Minister of State (Independent Charge) for Border Areas, Jails, Mines and Minerals, Government of Assam
- In office 26 January 2015 – 24 May 2016
- Chief Minister: Tarun Gogoi
- Preceded by: Tarun Gogoi (Border Areas) Akon Bora (Jails) Khorsing Engti (Mines and Minerals)
- Succeeded by: Sarbananda Sonowal (Border Areas, Jails) Pramila Rani Brahma (Mines and Minerals)

Member of Assam Legislative Assembly for Dholai
- In office 1996–2001
- Preceded by: Parimal Suklabaidya
- Succeeded by: Parimal Suklabaidya
- In office 13 May 2011 – 19 May 2016
- Preceded by: Parimal Suklabaidya
- Succeeded by: Parimal Suklabaidya

Personal details
- Born: 1 May 1939 (age 86)
- Political party: Indian National Congress
- Spouse: Nillima Mallik ​ ​(m. 1963)​
- Parent(s): Sukhlal Mallik (father) Saudamini Mallik (mother)

= Girindra Mallik =

Indian politician

Girindra Mallik (born 1 May 1939) is a former member of the Assam Legislative Assembly and represented the Dholai constituency on two separate occasions. He was first elected to the legislative assembly in 1996 defeating Parimal Suklabaidya but was defeated in the 2001 Assam Legislative election by Suklaibaidya.
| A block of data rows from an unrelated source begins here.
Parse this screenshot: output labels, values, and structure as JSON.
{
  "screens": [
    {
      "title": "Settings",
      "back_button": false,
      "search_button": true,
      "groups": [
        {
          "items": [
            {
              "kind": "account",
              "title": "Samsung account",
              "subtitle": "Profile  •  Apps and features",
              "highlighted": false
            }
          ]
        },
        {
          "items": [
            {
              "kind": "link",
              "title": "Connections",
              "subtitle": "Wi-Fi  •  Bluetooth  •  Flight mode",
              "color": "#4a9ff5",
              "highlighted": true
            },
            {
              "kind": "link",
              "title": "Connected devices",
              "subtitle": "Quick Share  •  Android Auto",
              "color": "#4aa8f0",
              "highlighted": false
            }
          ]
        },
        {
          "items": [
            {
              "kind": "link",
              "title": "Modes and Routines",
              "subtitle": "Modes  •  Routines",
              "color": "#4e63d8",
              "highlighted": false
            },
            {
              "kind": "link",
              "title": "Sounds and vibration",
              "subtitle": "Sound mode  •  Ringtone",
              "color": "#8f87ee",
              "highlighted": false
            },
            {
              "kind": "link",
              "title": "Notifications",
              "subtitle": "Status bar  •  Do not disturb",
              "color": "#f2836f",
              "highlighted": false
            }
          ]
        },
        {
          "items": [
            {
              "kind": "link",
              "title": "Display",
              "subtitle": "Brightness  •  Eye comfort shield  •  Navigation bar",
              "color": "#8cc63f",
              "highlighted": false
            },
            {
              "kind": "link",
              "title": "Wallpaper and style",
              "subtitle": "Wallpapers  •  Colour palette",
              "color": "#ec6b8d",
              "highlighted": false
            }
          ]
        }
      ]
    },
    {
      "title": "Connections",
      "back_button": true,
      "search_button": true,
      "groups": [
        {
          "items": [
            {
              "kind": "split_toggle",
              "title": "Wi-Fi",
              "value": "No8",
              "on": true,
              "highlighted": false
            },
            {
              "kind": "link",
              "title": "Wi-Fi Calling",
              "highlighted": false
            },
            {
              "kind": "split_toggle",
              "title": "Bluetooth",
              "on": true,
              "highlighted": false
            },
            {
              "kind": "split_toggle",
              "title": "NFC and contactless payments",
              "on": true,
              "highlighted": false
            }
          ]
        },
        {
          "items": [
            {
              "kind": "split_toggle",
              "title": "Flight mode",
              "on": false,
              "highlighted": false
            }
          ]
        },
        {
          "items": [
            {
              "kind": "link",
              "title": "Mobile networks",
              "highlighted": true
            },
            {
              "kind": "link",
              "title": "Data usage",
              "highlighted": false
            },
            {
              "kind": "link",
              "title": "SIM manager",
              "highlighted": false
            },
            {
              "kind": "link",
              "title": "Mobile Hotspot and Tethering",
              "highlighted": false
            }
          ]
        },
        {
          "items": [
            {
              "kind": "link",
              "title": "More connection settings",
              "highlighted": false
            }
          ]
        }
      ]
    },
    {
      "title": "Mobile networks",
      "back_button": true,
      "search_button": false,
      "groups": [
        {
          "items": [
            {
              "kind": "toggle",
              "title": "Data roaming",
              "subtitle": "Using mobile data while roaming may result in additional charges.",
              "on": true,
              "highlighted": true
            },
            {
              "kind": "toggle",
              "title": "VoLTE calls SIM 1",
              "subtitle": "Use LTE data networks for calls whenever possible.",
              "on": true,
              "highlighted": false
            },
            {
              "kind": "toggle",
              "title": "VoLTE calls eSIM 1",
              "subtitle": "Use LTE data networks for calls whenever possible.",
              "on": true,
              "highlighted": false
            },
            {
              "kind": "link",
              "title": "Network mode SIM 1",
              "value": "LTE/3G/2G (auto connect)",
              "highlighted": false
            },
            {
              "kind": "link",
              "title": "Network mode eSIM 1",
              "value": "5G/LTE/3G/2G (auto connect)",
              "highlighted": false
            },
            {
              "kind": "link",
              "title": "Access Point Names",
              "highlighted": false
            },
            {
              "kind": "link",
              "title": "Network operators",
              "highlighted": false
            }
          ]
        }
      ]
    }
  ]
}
He was re-elected from the same constituency for a second term in 2011, defeating Suklabaidya.

He was inducted into the council of ministers of Chief Minister Tarun Gogoi as the Minister of State (Independent Charge) for Border Areas, Jails, and Mines and Minerals in January 2015. He contested the 2016 elections from the same constituency but was defeated by Parimal Suklabaidya.